US stocks managed to squeeze out some gains despite further signs of the US housing market remains weak ahead of key official reports this week. The US Housing Market Index failed to meet estimates dropping 2 points to a level of 14 from an expected and previous level of 16. Nevertheless, despite a lack of conviction the The DOW and S&P rose 0.56 and 0.60 percent respectively.

US investors are keenly awaiting key housing data which is expected to show growth in the housing sector which remains a primary hindrance on sustained US recovery. Quarterly earnings will also be released from financial heavy weights Goldman Sachs and Morgan Stanly. Tech bellwether Apple will also release Q2 earnings.

Across the Atlantic, Ratings agency Moody’s cut Ireland’s debt rating from Aa2 to Aa1. According to Moody’s, the debt rating downgrade was in response to Irelands “gradual but significant loss of financial strength, as reflected by its deteriorating debt affordability,

The Aussie dollar remained fairly directionless, albeit composed at the top end of 86 US cents. At the time of writing the Aussie is buying 86.8 US cents – price action in the domestic session is likely to be governed by the release of the the RBA minutes for the July meeting.

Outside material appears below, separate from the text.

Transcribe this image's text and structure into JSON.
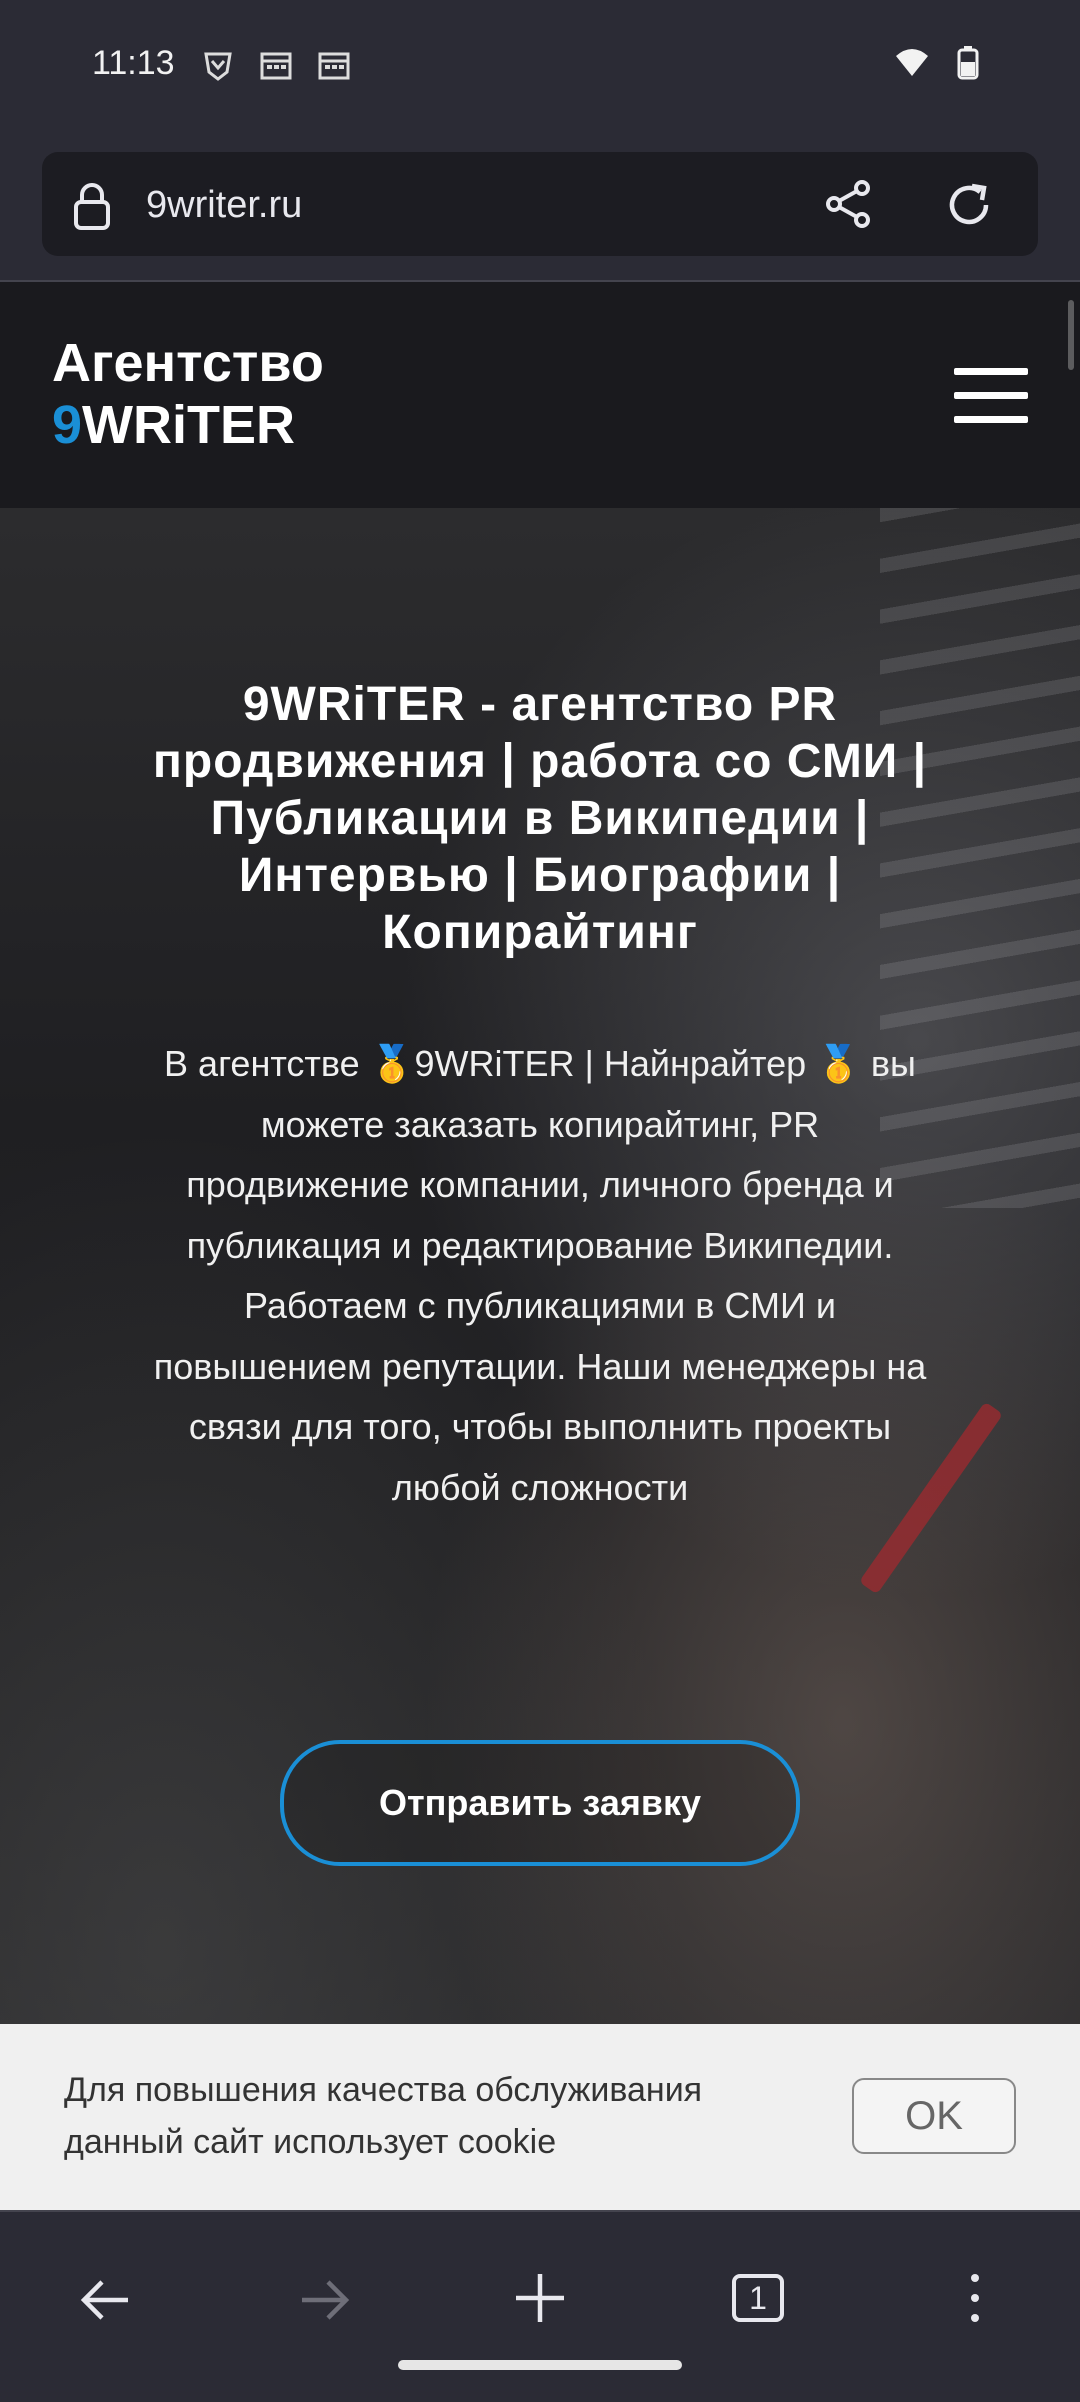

The statement released after the meeting showed the RBA’s view of the global economic outlook was less dovish than anticipated. The RBA kept benchmark rates at 4.5 percent “pending information about international and local conditions for demand and prices” – In a statement governor Glenn Stephens acknowledged potential headwinds abroad (in reference to Europe’s uncertain economic outlook and employment woes in the States) however, the bank also suggested local growth is likely to remain about trend going forward. On China, the statement said “There are indications that growth in China is now starting to moderate to a more sustainable rate.”Reserve Bank governor Glenn Stevens will also give a speech in Sydney today entitled Some Long Run Effects of the Financial Crisis.